Puissant! C’est le mot qui m’est venu aux lèvres en refermant Le cri des oiseaux fous de Dany Laferrière. Et d’une telle densité!
L’action se passe à Port-au-Prince, sous la dictature de Baby Doc. Gasner, l’ami et collègue de Vieux Os, a été retrouvé sur une plage, le crâne fracassé. La nouvelle claque comme un coup de feu dans la tête de ses amis et de la population. Les chacals rodent. Tous se terrent. Vieux Os (le surnom du narrateur qui n’est âgé que de 23 ans), est prévenu qu’il est le prochain sur la liste et qu’il doit fuir sans retourner chez lui. Sa mère a fait jouer ses relations pour lui obtenir un passeport et un billet d’avion. Destination l’inconnu, le froid, « Montréal que ne [l]’attend pas. »
Le jeune homme occupe sa dernière nuit à revisiter les lieux et les gens qui comptent. Il veut « engranger le plus de sensations, d’émotions et d’images possible pour les transporter avec [lui] ».
Nous le suivons donc, de place en place, et c’est une fresque foisonnante, peuplée d’une galerie de personnages, qui se dessine. Durant ces quelques heures d’errance, il nous donnera à humer les effluves de l’amitié, de l’amour, du désir. Il nous parlera de cinéma, de théâtre, de musique. Il nous présentera Lisa, son grand amour, Dolorès, la bombe sexuelle, sa mère, patiente et silencieuse, ses amis, des battants, son père qu’il a si peu connu, sa grand-mère qui l’a élevé, et d’autres encore.

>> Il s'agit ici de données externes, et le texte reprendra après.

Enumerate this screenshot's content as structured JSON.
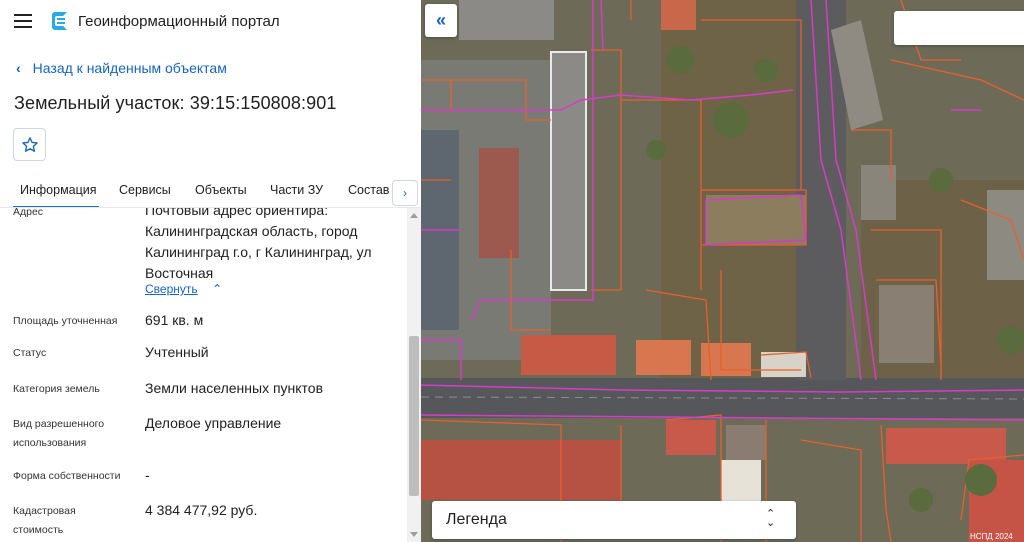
{
  "header": {
    "app_title": "Геоинформационный портал",
    "menu_icon": "hamburger-menu-icon",
    "logo_icon": "portal-logo-icon"
  },
  "navigation": {
    "back_label": "Назад к найденным объектам"
  },
  "object": {
    "title": "Земельный участок: 39:15:150808:901"
  },
  "tabs": [
    {
      "label": "Информация",
      "active": true
    },
    {
      "label": "Сервисы",
      "active": false
    },
    {
      "label": "Объекты",
      "active": false
    },
    {
      "label": "Части ЗУ",
      "active": false
    },
    {
      "label": "Состав",
      "active": false
    }
  ],
  "details": {
    "address_label": "Адрес",
    "address_value": "Почтовый адрес ориентира: Калининградская область, город Калининград г.о, г Калининград, ул Восточная",
    "collapse_label": "Свернуть",
    "area_label": "Площадь уточненная",
    "area_value": "691 кв. м",
    "status_label": "Статус",
    "status_value": "Учтенный",
    "category_label": "Категория земель",
    "category_value": "Земли населенных пунктов",
    "permitted_use_label": "Вид разрешенного использования",
    "permitted_use_value": "Деловое управление",
    "ownership_label": "Форма собственности",
    "ownership_value": "-",
    "cadastral_cost_label": "Кадастровая стоимость",
    "cadastral_cost_value": "4 384 477,92 руб."
  },
  "map": {
    "collapse_button": "«",
    "search_placeholder": "",
    "legend_label": "Легенда",
    "watermark": "НСПД 2024"
  },
  "colors": {
    "accent": "#1976d2",
    "link": "#1565c0",
    "parcel_border": "#e8602c",
    "zone_border": "#d63cc8"
  }
}
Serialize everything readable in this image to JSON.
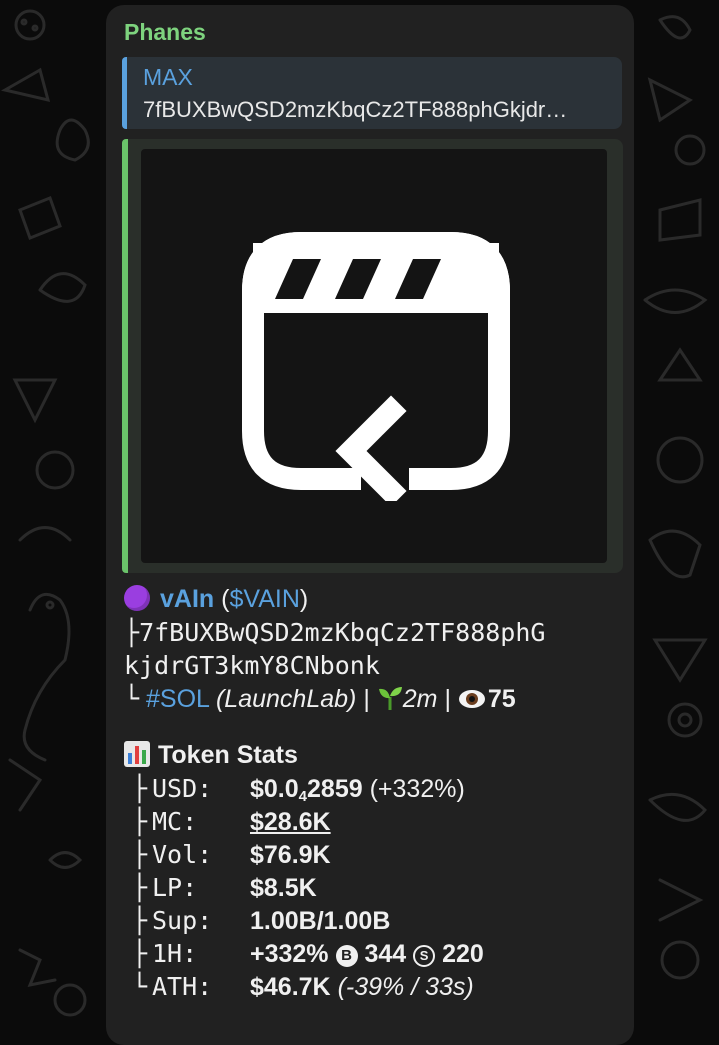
{
  "sender": "Phanes",
  "reply": {
    "name": "MAX",
    "text": "7fBUXBwQSD2mzKbqCz2TF888phGkjdr…"
  },
  "token": {
    "emoji": "purple-circle-icon",
    "name": "vAIn",
    "ticker_open": "(",
    "ticker": "$VAIN",
    "ticker_close": ")",
    "tree_branch": "├",
    "address_line1": "7fBUXBwQSD2mzKbqCz2TF888phG",
    "address_line2": "kjdrGT3kmY8CNbonk",
    "tree_end": "└",
    "chain": "#SOL",
    "launchpad": "(LaunchLab)",
    "sep1": " | ",
    "age": "2m",
    "sep2": " | ",
    "views": "75"
  },
  "stats": {
    "header": "Token Stats",
    "usd": {
      "label": "USD:",
      "value_prefix": "$0.0",
      "value_sub": "4",
      "value_rest": "2859",
      "change": " (+332%)"
    },
    "mc": {
      "label": "MC:",
      "value": "$28.6K"
    },
    "vol": {
      "label": "Vol:",
      "value": "$76.9K"
    },
    "lp": {
      "label": "LP:",
      "value": "$8.5K"
    },
    "sup": {
      "label": "Sup:",
      "value": "1.00B/1.00B"
    },
    "h1": {
      "label": "1H:",
      "change": "+332%",
      "buys_icon": "B",
      "buys": "344",
      "sells_icon": "S",
      "sells": "220"
    },
    "ath": {
      "label": "ATH:",
      "value": "$46.7K",
      "detail": "(-39% / 33s)"
    }
  },
  "colors": {
    "sender": "#7ed37e",
    "link": "#5aa1de",
    "reply_bar": "#5aa1de",
    "preview_bar": "#6ac36a",
    "bubble": "#212121"
  }
}
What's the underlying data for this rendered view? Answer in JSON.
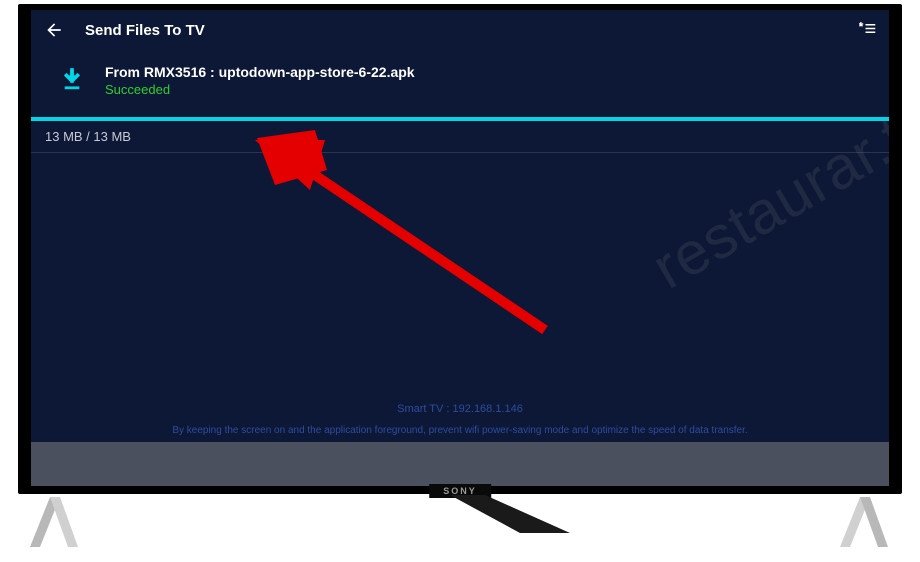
{
  "header": {
    "title": "Send Files To TV"
  },
  "transfer": {
    "from_label": "From RMX3516 : uptodown-app-store-6-22.apk",
    "status": "Succeeded",
    "size_text": "13 MB / 13 MB"
  },
  "footer": {
    "ip_line": "Smart TV : 192.168.1.146",
    "tip": "By keeping the screen on and the application foreground, prevent wifi power-saving mode and optimize the speed of data transfer."
  },
  "tv": {
    "brand": "SONY"
  },
  "watermark": "restaurar.tv"
}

Tout au long de ses déplacements et de ses rencontres plane le sentiment d’un danger imminent. Le même qui accable les habitants de cette ville, terrorisés par les tontons macoutes, les sbires sanguinaires du dictateur. La réflexion sur le visage polymorphe de la dictature et de son corollaire, la résistance, traverse le récit. La dictature dont le principal danger est moins la mort physique que la dépossession de soi, alimentée par la peur, la faim, le manque de tout qui nourrit la corruption. Le narrateur illustre d’ailleurs par une métaphore saisissante les retranchements dans lesquels est poussé l’homme cerné par des bêtes que le sang excite. Attaqué en pleine nuit par une meute de chiens, Vieux Os, sachant la fuite inutile, se met à quatre pattes en plein carrefour. Un automobiliste, qui arrive sur les entre faits et le sauve d’un assaut imminent, s’étonne de la position dans laquelle il l’a trouvé. Vieux Os explique : « On dit qu’à Rome, il faut faire comme les Romains. J’ai pensé alors que, chez les chiens, il fallait faire comme les chiens. »
La défiance constitue un autre dommage collatéral de la terreur sourde qui mine le pays. On ne peut faire confiance à personne. Même à ses meilleurs amis, à qui Vieux Os ne peut révéler qu’il fuira au petit matin, le lestant d’un poids de trahison et de honte. « Le danger vient de partout dans cette ville. »
Cette dernière nuit de Vieux Os dans Port-au-Prince est narrée en entremêlant les réflexions, les idées, les émotions, les atmosphères. C’est plein, c’est riche, c’est beau. Quant à la question de savoir s’il s’agit d’un roman, d’un récit ou d’une autofiction, je m’en remets à l’explication que Laferrière en donnait récemment, à l’occasion d’une interview, aux Correspondances d’Eastman. Tous ses récits sont des romans, car même s’il a personnellement vécu les principaux faits rapportés et même si les personnages portent leur véritable nom, le « je » du récit n’est pas l’auteur lui-même, mais un personnage plus grand que lui. Il est pas important de savoir si Dany Laferrière a vécu tel ou tel événement. Quelqu’un l’a vécu, car telle est la vie en Haïti, tel est la vie des hommes.
Le cri des oiseaux fous raconte la fuite de Port-au-Prince et se conclut par la mort du père inconnu, à New York. L’énigme du retour nous reprend là ou le précédent nous avait laissés et nous ramène quelque dix ans plus tard, pour un autre pèlerinage, sur les mêmes lieux. Deux grands moments de lecture!
Ce roman, paru en 2000 chez Lanctôt, a été réédité en 2010 dans la collection Boréal Compact.
Dany Laferrière, Le cri des oiseaux fous, Boréal, 2010, 348 pages.